James B. Hemesath feels the book "enjoyable, lightweight reading, ideally suited for a dreary winter weekend," but "[n]evertheless, this is not a novel on which to spend your least $12.95." He calls it "[n]ot without its small pleasures, [with] a nice sense of London and its surrounding countryside." He notes that "[n]ames of characters and bits of humor drawn from pulp-era writing abound for those readers interested in such things," observing that the book title itself "involves a rather clever joke." He also praises the jacket art as "suited to the title and the story," and "above average for Doubleday." Summing up, Hemesath thinks the novel "might be recommended for younger readers as a present-day introduction to the pulp-style storytelling that was so popular in the bygone days ... [b]ut for the rest of us, [it] is at best a passable diversion."[1]
Robert M. Price characterizes the Zarkon series as "five delightful novels ... Lin Carter's loving homage to Doc Savage and his creator Lester Dent." They celebrate "'the gloriously fourth-rate,' the pulps, radio, comics, and movies he loved as a kid." He notes that "[t]he novels manage quite successfully to walk the tightrope between salute and parody," and "the humor never seems to impede or undermine the action." While "[i]t is not difficult to pick out a flaw here and there" and the series is "not entirely free from Carter's later-career sloppiness ... on the whole these books are vastly superior to much of what else he was writing during the same period. The Zarkon novels all command a crisp, snappy prose, sometimes reminiscent of Lester Dent's."[2]
The book was also reviewed by Don D'Ammassa in Science Fiction Chronicle #101, February 1988, and anonymously in Pulp Vault, February 1988.
Robert M. Price suggest the author may have lifted the name of the novel's antagonist from the Spider-Man villain of the same name. Carter had written scripts for the Spider-Man animated TV series in the late 1960s.[3]

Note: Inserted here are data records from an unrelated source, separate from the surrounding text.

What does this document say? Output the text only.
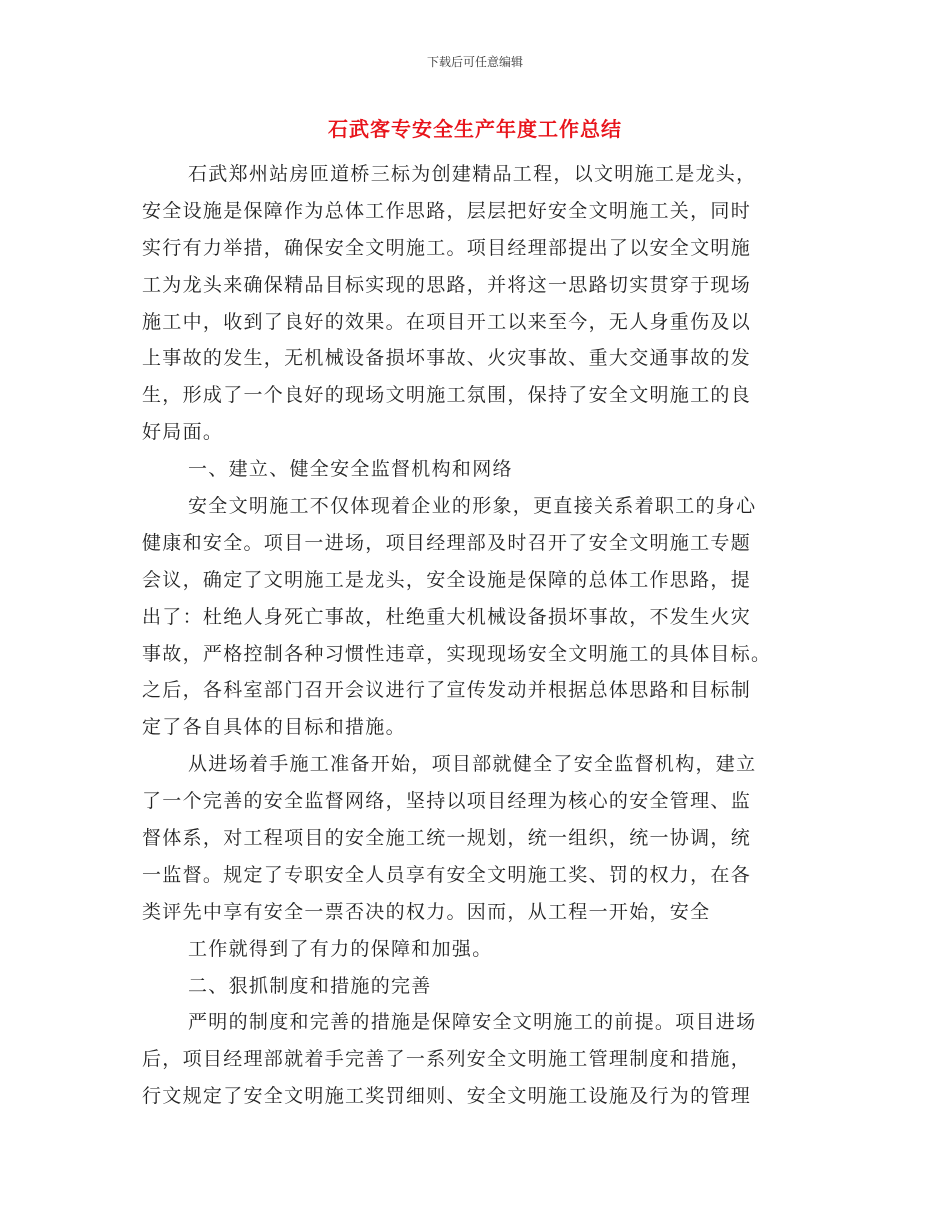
下载后可任意编辑
石武客专安全生产年度工作总结
石武郑州站房匝道桥三标为创建精品工程，以文明施工是龙头，
安全设施是保障作为总体工作思路，层层把好安全文明施工关，同时
实行有力举措，确保安全文明施工。项目经理部提出了以安全文明施
工为龙头来确保精品目标实现的思路，并将这一思路切实贯穿于现场
施工中，收到了良好的效果。在项目开工以来至今，无人身重伤及以
上事故的发生，无机械设备损坏事故、火灾事故、重大交通事故的发
生，形成了一个良好的现场文明施工氛围，保持了安全文明施工的良
好局面。
一、建立、健全安全监督机构和网络
安全文明施工不仅体现着企业的形象，更直接关系着职工的身心
健康和安全。项目一进场，项目经理部及时召开了安全文明施工专题
会议，确定了文明施工是龙头，安全设施是保障的总体工作思路，提
出了：杜绝人身死亡事故，杜绝重大机械设备损坏事故，不发生火灾
事故，严格控制各种习惯性违章，实现现场安全文明施工的具体目标。
之后，各科室部门召开会议进行了宣传发动并根据总体思路和目标制
定了各自具体的目标和措施。
从进场着手施工准备开始，项目部就健全了安全监督机构，建立
了一个完善的安全监督网络，坚持以项目经理为核心的安全管理、监
督体系，对工程项目的安全施工统一规划，统一组织，统一协调，统
一监督。规定了专职安全人员享有安全文明施工奖、罚的权力，在各
类评先中享有安全一票否决的权力。因而，从工程一开始，安全
工作就得到了有力的保障和加强。
二、狠抓制度和措施的完善
严明的制度和完善的措施是保障安全文明施工的前提。项目进场
后，项目经理部就着手完善了一系列安全文明施工管理制度和措施，
行文规定了安全文明施工奖罚细则、安全文明施工设施及行为的管理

At the end of the novel, the author announces an upcoming sequel, The Moon Menace, that was never in fact published. According to Robert M. Price, Carter only completed three chapters and a synopsis of the remainder before his untimely passing. It was to feature the Vulture returning to join with Zarkon's recurring foe Lucifer in a plot to take Zarkon captive and divide the world between them. They were ultimately to be thwarted (as in Carter's 1975 Callisto novel Lankar of Callisto) by the actions of a loyal dog.[3]